Elementary-reaction chemical kinetics of hydrocarbon oxidation consists of hundreds to thousands of species and thousands of reactions. As such, it is impossible to use it in models and codes involving turbulence because computations are unfeasible due to lack of memory and computer speed. The solution is to reduce the elementary chemical kinetics to a much smaller set of representative reactions. A kinetic reduction has been shown to work very well for isooctane and its mixtures with n-pentane, iso-hexane, and n-heptane.
A model previously developed for reducing n-heptane oxidation kinetics has been slightly modified to address the oxidation of iso-octane, primary reference fuels (PRFs), and iso-octane mixtures with n-pentane and iso-hexane. The conceptual model was based on the identification of constituents as the building blocks of the heavy species, and on reducing the number of species progress variables to follow the total constituent molar density and the molar densities of the unsteady light species. A normalized surrogate temperature variable had been defined for which a normalized total constituent molar density exhibited a self-similar behavior for initial temperatures in the cold ignition regime, and for a wide range of initial pressures and equivalence ratios. Also, the molar densities of O2 and H2O exhibited a quasi-linear behavior versus the normalized variable.
On going from n-heptane to iso-octane and its mixtures, examination of the LLNL full mechanisms using CHEMKIN II showed that the constituent list was augmented by one additional entity, but the molar density of this total constituent remained self-similar versus the normalized surrogate temperature variable for initial temperature values in the cold ignition regime, and the wide range of initial pressures and equivalence ratios previously examined. When the higher-than-cold ignition temperature regime was explored, a family of self-similar curves versus the normalized surrogate temperature variable was obtained according to the initial temperature. The molar densities of O2 and H2O remained quasi-linear versus the normalized surrogate temperature variable.

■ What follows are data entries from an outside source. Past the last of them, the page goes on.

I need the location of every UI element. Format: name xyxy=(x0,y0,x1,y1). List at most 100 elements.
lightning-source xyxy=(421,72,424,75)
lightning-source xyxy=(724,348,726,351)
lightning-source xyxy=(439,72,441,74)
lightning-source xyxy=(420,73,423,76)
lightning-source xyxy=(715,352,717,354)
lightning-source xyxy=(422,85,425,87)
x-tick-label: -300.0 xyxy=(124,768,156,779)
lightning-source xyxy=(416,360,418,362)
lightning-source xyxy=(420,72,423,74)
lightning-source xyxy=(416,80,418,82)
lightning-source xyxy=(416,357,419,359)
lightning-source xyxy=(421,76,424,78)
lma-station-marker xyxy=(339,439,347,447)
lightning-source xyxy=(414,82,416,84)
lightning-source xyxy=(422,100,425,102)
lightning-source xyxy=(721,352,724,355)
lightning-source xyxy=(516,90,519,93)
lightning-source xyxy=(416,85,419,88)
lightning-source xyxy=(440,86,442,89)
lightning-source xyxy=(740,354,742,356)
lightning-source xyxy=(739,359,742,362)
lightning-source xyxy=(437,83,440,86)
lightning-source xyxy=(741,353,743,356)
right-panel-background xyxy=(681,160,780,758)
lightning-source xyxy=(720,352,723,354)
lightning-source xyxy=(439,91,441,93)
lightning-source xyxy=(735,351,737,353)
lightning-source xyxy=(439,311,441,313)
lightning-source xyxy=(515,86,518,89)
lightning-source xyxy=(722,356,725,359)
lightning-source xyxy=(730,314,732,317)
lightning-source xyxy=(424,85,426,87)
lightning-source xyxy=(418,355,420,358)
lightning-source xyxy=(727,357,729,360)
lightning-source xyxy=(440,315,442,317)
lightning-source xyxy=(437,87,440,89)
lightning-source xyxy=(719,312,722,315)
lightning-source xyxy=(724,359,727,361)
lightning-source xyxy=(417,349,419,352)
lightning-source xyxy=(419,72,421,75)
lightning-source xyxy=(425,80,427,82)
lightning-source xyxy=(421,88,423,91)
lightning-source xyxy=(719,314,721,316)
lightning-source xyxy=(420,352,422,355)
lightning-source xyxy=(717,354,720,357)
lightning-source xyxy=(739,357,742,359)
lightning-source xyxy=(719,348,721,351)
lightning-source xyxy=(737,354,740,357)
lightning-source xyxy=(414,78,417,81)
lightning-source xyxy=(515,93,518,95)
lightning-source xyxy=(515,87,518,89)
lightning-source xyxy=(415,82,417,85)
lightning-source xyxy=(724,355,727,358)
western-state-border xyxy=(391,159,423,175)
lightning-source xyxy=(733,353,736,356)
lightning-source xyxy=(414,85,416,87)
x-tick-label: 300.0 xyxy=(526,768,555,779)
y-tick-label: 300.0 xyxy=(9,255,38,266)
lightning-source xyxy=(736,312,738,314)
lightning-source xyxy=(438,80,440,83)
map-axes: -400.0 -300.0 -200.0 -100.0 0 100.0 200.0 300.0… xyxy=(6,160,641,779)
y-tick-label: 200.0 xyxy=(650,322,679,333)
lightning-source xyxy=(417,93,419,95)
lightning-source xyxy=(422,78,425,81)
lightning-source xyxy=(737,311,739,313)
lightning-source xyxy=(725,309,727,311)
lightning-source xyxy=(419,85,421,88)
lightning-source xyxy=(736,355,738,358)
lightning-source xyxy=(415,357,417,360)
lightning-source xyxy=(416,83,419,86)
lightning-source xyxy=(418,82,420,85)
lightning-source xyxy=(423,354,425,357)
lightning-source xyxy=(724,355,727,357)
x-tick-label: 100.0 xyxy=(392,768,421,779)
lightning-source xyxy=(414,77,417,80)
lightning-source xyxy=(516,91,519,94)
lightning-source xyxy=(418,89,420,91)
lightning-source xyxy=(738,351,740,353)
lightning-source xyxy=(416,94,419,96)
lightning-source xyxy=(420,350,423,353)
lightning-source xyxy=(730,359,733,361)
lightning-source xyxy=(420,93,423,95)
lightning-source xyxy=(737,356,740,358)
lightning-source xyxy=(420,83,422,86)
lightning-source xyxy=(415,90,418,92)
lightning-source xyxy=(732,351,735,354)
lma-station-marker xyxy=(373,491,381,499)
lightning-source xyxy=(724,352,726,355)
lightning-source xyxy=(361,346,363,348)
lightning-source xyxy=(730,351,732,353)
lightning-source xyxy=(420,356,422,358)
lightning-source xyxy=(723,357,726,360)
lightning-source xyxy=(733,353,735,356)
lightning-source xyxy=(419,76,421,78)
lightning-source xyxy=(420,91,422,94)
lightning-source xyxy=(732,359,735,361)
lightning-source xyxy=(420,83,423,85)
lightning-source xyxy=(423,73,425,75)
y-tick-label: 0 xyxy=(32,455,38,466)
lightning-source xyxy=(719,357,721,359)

In a previous n-heptane model, mathematical fits versus the normalized surrogate temperature variable were required in a four-dimensional space to solve the equations and obtain the species and temperature evolution; these fits were now replaced with tabulation in the context of constituents and light species. The favorable predictive aspect of the model should be contrasted with its relative simplicity, as it has a specified form that is not dynamically changed during the computation and only requires solutions of 11 species progress variables, all of which are light species; the model has much increased range with respect to other reduced models, even with respect to those having a larger number of species. The advantage of such a simple model becomes increasingly significant with increasing carbon atoms of the fuel because of the proliferation of relatively heavy species with increasing carbon number; it would be very advantageous for performing computations for heavy fuels.